Sí, sí, ahora vendrán con eso de que los
niños de hoy día lo tienen todo, nadan en una abundancia que poco tiene que ver
con el mensaje que nos trae el Adviento, que es otra excusa más para
agasajarlos, que no pueden valorarla del mismo modo que nosotros, otros niños
que reñíamos, jugábamos y llorábamos con tropecientos primos cada Nochebuena, vestíamos
chándales hechos con algo parecido al petróleo y zapatillas J’hayber®, y eramos
felices con Airgam Boys®, langostinos a granel, pequeños aguinaldos y las tetas
de Sabrina.
No quiero decirles con esto que la
felicidad sea indirectamente proporcional a la billetera, pero si cabe pensar
que, a pesar de que los tiempos corren y mutan vertiginosamente a ritmo de
“esmarfons”, “feisbuq” y “tuiter”, dentro de cada niño, de cada uno de
nosotros, vive un monstruo que, con cuidados y buenos alimentos (piensen en
otros más espirituales y que poco tengan que ver con el bocata de pavo -¿dónde
está la mortadela?-, como jugar con el barro en el parque, hacer volar las
hojas caídas del otoño o pasar la tarde de escondite en escondite) puede vivir
eternamente.
Seguramente este es un mensaje muy
manido en todos los estrados y púlpitos (¡Déjeme de rollos, señor maestro!),
pero les diré que la Navidad me ha traído muchos momentos de felicidad que poco
tienen que ver con el dinero y los regalos, sino con la familia y los amigos. Y
por si no han oído a Anna Walker (editorial Thule), lo digo alto y claro: Me encanta la Navidad. Me encantaba
decorar las ramas de pino que plantábamos en el paragüero, colocar el diminuto belén
que una vieja amiga me regaló, sigo inventándome excusas para ver a los amigos,
todos los años discutimos por los menús familiares. Me encanta darle besos a
todo el mundo. Me encanta tanto o más que a la cebra protagonista de este libro...

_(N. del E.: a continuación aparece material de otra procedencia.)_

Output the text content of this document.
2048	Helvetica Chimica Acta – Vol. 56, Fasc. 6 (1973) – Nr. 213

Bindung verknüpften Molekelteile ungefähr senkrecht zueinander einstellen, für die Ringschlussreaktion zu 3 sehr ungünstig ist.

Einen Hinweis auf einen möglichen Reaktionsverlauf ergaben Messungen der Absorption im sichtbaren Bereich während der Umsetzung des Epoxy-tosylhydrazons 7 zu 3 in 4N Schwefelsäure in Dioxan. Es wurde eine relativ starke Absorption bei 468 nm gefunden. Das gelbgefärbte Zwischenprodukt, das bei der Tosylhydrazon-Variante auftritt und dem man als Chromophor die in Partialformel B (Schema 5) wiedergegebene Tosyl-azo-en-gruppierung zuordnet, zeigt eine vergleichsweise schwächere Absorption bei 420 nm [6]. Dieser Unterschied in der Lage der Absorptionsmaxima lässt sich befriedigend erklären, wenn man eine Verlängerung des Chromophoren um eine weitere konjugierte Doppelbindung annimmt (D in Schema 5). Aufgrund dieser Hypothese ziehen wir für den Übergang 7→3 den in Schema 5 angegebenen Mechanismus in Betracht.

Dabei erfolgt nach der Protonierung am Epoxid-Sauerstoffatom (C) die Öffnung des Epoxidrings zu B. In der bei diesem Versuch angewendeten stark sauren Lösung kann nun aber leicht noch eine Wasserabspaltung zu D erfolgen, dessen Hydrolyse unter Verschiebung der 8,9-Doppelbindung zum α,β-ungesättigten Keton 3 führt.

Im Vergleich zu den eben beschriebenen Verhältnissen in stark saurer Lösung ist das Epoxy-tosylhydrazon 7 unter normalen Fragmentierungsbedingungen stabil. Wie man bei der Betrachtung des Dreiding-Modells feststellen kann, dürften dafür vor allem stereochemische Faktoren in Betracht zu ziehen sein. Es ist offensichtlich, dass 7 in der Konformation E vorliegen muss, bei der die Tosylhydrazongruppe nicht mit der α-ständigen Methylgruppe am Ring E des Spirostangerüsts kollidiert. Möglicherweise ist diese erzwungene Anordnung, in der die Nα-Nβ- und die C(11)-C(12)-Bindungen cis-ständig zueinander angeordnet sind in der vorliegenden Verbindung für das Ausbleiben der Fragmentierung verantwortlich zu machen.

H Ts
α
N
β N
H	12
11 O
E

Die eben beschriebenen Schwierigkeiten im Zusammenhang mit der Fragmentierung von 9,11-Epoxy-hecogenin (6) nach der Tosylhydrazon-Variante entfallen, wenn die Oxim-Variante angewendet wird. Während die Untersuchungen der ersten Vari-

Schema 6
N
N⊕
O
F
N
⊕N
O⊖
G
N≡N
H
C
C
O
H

Porque la Navidad no está hecha de caprichos, de grandes demostraciones, sino
de cosas sencillas, de una esencia humilde que ayuda a las generaciones
venideras, unas de las que depende nuestro futuro (incluida la jubilación), a
crecer por fuera y por dentro.
¡Feliz Navidad, Román! Estoy contigo. La Navidad hay que disfrutarla. Mis mejores deseos para ti y para tu monstruoso blog. ;-)
ResponderEliminar|Felicidades! Me encanta tu blog!! me encanta cómo escribes!!!
ResponderEliminarUna rana voladora.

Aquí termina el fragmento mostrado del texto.